As it happens, Morrison gets miffed at me for an interview with Bolshoi star Olga Smirnova that ran in 2013, in which I suggested that there's something Russian (that is, Russian-trained) about the way she dances. I wouldn't necessarily refute his claim that her dancing has also been influenced by neo-classical elements, but given that Smirnova was trained at St Petersburg's 278-year-old Vaganova Academy - like her teacher, her teacher's teacher, and so on - is it really falling into the trap of "Russian exceptionalism" to imply that that tradition might have been a dominant influence on her?

As for my praising her "swan-like neck" - well, that's exactly what she has, and I've never made any claims for Russian-ness there. Still, it would be churlish to make out that Bolshoi Confidential is anything other than an impressive and entertaining piece of work, one that deserves admirers among both balletomanes and relative newcomers. It sheds fascinating new light on the Bolshoi's chequered history up to the current, neo-imperialist Putin era, with scholarly sections on Tchaikovsky, Prokofiev and Shostakovich, while finding time to study the extraordinary, largely neglected career of the 19th-century ballerina Ekaterina Sankovskaya. There's even a droll anecdote about an ill-fated donkey.
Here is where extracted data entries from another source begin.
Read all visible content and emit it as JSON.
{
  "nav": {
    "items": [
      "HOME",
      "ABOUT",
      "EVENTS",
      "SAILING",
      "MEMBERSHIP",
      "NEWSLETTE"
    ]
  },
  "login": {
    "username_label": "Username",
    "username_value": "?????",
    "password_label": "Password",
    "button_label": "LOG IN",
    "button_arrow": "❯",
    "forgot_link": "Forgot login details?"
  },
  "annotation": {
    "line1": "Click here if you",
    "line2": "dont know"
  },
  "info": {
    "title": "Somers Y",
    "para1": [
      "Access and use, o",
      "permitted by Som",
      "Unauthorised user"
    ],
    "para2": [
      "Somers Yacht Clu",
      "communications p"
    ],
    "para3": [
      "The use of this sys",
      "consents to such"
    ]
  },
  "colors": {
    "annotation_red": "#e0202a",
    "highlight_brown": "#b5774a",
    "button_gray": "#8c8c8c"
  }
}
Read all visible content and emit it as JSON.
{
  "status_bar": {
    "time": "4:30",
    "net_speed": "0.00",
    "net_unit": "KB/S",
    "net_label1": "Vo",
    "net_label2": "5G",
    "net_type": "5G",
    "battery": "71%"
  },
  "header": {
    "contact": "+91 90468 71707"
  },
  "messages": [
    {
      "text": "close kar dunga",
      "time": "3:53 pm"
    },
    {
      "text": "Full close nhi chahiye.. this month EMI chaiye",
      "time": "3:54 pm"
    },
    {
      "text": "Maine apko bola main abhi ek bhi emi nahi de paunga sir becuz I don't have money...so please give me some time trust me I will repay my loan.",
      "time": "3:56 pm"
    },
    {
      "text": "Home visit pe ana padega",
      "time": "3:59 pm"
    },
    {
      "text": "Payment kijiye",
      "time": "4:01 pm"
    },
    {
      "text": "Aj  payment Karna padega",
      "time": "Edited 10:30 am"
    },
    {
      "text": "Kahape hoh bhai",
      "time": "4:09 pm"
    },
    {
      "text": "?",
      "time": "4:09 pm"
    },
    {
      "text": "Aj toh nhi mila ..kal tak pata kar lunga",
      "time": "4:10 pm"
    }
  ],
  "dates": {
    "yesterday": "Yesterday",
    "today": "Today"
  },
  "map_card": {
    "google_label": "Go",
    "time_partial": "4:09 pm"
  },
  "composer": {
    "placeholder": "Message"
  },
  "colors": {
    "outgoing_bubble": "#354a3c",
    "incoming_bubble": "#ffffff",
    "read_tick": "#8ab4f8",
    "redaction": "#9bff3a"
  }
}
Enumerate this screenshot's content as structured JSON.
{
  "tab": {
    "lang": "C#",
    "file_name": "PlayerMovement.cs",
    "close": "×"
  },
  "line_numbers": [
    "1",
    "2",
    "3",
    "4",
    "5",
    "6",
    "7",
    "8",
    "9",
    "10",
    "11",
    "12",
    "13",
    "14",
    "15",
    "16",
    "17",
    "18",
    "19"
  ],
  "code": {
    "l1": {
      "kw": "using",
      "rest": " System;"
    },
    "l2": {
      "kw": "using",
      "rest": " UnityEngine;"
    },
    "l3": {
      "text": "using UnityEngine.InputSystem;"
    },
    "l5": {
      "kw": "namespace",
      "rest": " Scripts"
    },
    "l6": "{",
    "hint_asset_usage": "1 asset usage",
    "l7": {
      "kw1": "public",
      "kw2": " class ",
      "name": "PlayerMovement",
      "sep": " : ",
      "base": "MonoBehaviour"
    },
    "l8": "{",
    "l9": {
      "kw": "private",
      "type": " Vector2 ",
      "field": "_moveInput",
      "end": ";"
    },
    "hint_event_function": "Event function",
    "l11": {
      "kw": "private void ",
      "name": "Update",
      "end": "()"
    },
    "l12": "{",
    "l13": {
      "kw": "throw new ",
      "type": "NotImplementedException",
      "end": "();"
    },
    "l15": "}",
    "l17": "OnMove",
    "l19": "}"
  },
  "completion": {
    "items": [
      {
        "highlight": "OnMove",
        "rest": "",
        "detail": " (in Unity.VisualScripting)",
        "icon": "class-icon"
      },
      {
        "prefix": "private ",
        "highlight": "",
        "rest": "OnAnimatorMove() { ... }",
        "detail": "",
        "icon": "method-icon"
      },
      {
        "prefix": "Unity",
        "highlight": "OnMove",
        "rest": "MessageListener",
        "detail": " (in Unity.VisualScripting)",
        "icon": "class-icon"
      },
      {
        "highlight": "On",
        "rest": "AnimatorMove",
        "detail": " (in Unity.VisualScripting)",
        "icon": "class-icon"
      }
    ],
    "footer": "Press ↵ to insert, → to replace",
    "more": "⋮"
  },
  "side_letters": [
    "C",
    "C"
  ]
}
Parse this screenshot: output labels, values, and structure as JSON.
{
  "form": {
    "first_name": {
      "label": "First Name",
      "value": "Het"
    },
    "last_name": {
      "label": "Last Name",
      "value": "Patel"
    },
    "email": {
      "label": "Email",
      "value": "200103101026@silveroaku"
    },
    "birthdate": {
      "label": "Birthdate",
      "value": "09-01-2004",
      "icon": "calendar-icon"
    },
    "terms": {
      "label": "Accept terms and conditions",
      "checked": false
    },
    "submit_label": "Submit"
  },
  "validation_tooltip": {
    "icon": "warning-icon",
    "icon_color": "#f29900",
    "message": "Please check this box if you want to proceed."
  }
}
A quick footnote, though. Only last month, it came to light that Dmitrichenko, the man behind the acid attack, had been back in the building for at least a month, doing ballet class, and apparently hoping fully to return to the fold.

And that's the thing about this wonderful, fascinating, exasperating institution. No sooner have you ­committed the Bolshoi's story to paper, than the story has already moved on.